Now comes an interesting test of competence. After cutting you four new holes for your four new barrels the machinist will pull all or some of the plugs sealing the oil galleries in the crankcase. This is because some of those galleries have dead-ends or 90 degree 'corners' that become swarf-traps. If you don't get all of the swarf out of the castings, they'll end up in your bearings and cost you an engine. Or your life. So part of the expense is pulling those plugs so you can
get in there with your bore-brushes and what-not and clean the crankcase. The machinist's work is limited to pulling the plugs, threading the holes to accept socket-head pipe plugs, and providing you with a suitable set of plugs to match the holes. The cleaning is left up to the Customer. And if any of this comes as a surprise, you need to look at some other engines, such as those from Continental. Or General Motors. Look for the pipe plugs.
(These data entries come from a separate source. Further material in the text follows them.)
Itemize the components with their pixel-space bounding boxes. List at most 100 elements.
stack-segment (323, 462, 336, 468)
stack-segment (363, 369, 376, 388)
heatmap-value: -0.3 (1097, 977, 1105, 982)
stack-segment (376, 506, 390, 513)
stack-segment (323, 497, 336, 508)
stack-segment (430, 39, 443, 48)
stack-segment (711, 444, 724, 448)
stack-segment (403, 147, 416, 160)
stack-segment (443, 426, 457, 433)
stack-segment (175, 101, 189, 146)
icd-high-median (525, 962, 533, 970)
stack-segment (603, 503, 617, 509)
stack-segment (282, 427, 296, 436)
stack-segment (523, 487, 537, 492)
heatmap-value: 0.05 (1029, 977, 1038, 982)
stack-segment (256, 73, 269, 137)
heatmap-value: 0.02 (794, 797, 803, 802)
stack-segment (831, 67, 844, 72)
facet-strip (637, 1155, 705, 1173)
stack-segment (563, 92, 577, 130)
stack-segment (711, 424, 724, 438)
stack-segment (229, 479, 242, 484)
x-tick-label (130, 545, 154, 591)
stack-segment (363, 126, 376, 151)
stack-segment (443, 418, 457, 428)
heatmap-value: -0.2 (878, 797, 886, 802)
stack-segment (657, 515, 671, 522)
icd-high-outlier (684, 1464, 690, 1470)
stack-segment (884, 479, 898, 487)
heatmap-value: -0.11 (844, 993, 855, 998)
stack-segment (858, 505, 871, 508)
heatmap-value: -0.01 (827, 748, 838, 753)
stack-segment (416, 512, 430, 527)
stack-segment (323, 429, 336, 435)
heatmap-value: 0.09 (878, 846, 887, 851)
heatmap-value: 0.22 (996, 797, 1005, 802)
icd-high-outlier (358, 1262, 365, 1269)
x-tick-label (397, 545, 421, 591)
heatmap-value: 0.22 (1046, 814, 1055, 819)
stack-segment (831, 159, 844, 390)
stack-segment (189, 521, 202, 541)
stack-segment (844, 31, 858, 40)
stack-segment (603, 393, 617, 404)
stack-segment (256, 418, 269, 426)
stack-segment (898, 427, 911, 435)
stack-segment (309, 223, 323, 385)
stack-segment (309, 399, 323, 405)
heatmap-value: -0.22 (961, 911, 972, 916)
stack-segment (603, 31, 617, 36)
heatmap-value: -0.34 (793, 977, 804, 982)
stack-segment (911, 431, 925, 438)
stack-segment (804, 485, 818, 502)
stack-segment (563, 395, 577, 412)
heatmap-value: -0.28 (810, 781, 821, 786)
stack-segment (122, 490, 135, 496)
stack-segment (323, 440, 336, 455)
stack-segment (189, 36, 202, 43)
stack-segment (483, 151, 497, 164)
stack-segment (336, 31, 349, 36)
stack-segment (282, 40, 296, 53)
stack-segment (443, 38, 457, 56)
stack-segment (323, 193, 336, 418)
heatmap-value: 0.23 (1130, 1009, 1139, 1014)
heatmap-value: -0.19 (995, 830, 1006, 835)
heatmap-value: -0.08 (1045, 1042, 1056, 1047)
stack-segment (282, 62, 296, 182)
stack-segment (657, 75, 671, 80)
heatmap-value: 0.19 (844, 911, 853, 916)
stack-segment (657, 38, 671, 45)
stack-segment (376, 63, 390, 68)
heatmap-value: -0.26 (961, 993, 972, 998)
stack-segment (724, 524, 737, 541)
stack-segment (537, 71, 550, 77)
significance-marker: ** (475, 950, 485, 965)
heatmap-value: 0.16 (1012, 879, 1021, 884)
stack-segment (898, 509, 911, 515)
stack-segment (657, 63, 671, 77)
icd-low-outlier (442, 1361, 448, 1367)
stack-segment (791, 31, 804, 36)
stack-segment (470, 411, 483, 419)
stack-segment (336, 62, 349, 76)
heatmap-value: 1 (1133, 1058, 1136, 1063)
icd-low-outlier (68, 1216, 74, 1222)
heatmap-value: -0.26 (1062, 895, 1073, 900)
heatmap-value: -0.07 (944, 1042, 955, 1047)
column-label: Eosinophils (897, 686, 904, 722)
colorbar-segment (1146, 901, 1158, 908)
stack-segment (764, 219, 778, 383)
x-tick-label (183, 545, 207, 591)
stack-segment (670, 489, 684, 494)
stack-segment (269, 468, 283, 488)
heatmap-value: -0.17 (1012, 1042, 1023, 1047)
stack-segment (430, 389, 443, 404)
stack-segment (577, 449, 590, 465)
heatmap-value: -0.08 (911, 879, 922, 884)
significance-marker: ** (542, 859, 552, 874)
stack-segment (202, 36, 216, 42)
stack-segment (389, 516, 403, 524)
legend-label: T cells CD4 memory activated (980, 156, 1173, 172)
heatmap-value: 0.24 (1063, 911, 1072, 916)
Because they are a
standard feature on a properly built engine.

If your machinist is experienced with flying Volkswagen he (or she) will have drilled and threaded a couple of other holes in your crankcase. Some are to be used to lock certain components in position, others are used to improve the lubrication system and so on. Every machinist varies a bit in this regard; you'll have to work out which holes and plugs you expect to be done and those which you do not.

Now, having read the above, you've got to ask yourself exactly where you planned to realize any savings by starting with a used crankcase?